L'Américaine, qui touche alors le fond sportivement, apprend à s'ouvrir sur ses tourments personnels: "depuis ma suspension, les gens voient mon côté humain, ma chair à vif", dit-elle.
"Je suis à la fois mature et immature. Parfois je suis de bonne humeur, parfois je suis toxique. Merci de me corriger de façon RESPECTUEUSE", écrit encore sur les réseaux sociaux celle qui estime que son "plus grand obstacle" est de "rester stable".
"Parfois je flanche parce que je n'arrive pas à gérer tout ce qui m'arrive."

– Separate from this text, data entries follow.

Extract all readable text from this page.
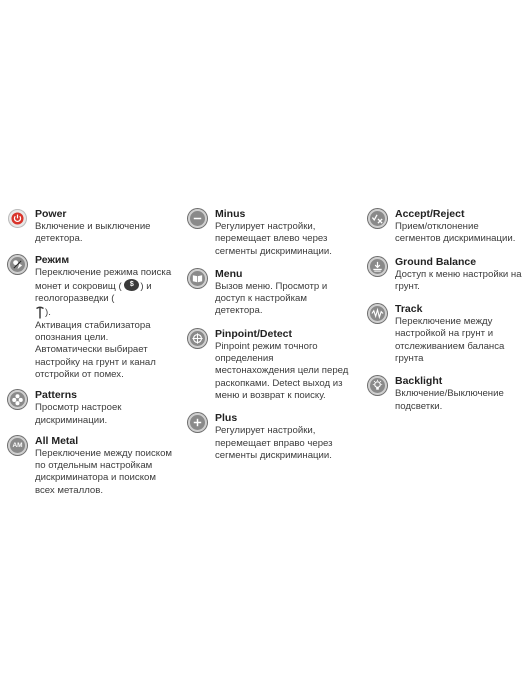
Power
Включение и выключение детектора.
Режим
Переключение режима поиска монет и сокровищ (	$ ) и геологоразведки (
).
Активация стабилизатора опознания цели. Автоматически выбирает настройку на грунт и канал отстройки от помех.
Patterns
Просмотр настроек дискриминации.
AM All Metal
Переключение между поиском по отдельным настройкам дискриминатора и поиском всех металлов.
Minus
Регулирует настройки, перемещает влево через сегменты дискриминации.
Menu
Вызов меню. Просмотр и доступ к настройкам детектора.
Pinpoint/Detect
Pinpoint режим точного определения местонахождения цели перед раскопками. Detect выход из меню и возврат к поиску.
Plus
Регулирует настройки, перемещает вправо через сегменты дискриминации.
Accept/Reject
Прием/отклонение сегментов дискриминации.
Ground Balance
Доступ к меню настройки на грунт.
Track
Переключение между настройкой на грунт и отслеживанием баланса грунта
Backlight
Включение/Выключение подсветки.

- "Jeune fille noire de Dallas" -
Avec sa notoriété et son titre mondial conquis en 2023, la flamboyante jeune femme fait la fierté des banlieues sud de Dallas, à grande majorité afro-américaine.
L'an passé, le district scolaire renomme la piste de ses débuts à son nom lors d'une émouvante cérémonie, à l'occasion de laquelle la sprinteuse glisse des conseils aux jeunes athlètes qui rêvent de suivre ses foulées.
"La vie ne s'arrête pas ici, il y a tant à découvrir. J'ai été moi aussi une jeune fille noire du sud de Dallas. Je veux que vous croyez en vous, que vous sachiez que tout est possible."
Sha'Carri Richardson se définit "comme une personne noire avant d'être une athlète". "Hors de la piste, je vis des choses comme les autres femmes, comme les autres noirs en vivent", explique au magazine Teen Vogue celle qui dit s'inspirer des légendes afro-américaines du sprint Wilma Rudolph et Florence Griffith-Joyner.
Sans le revendiquer, Sha'Carri incarne ainsi le "féminisme noir", estime pour l'AFP la docteure en sociologie Letisha Brown, de l'Université de Cincinnati, elle-même militante.
A Dallas, sa marraine voit en elle une personnalité "solaire", "franche mais très sociable", derrière un masque de défiance principalement destiné aux médias.
"Son histoire montre que l'on peut survivre à tout", ajoute Mme Cross, qui entraîne au quotidien des jeunes Texanes qui se rêvent sur la scène olympique, telle Sha'Carri.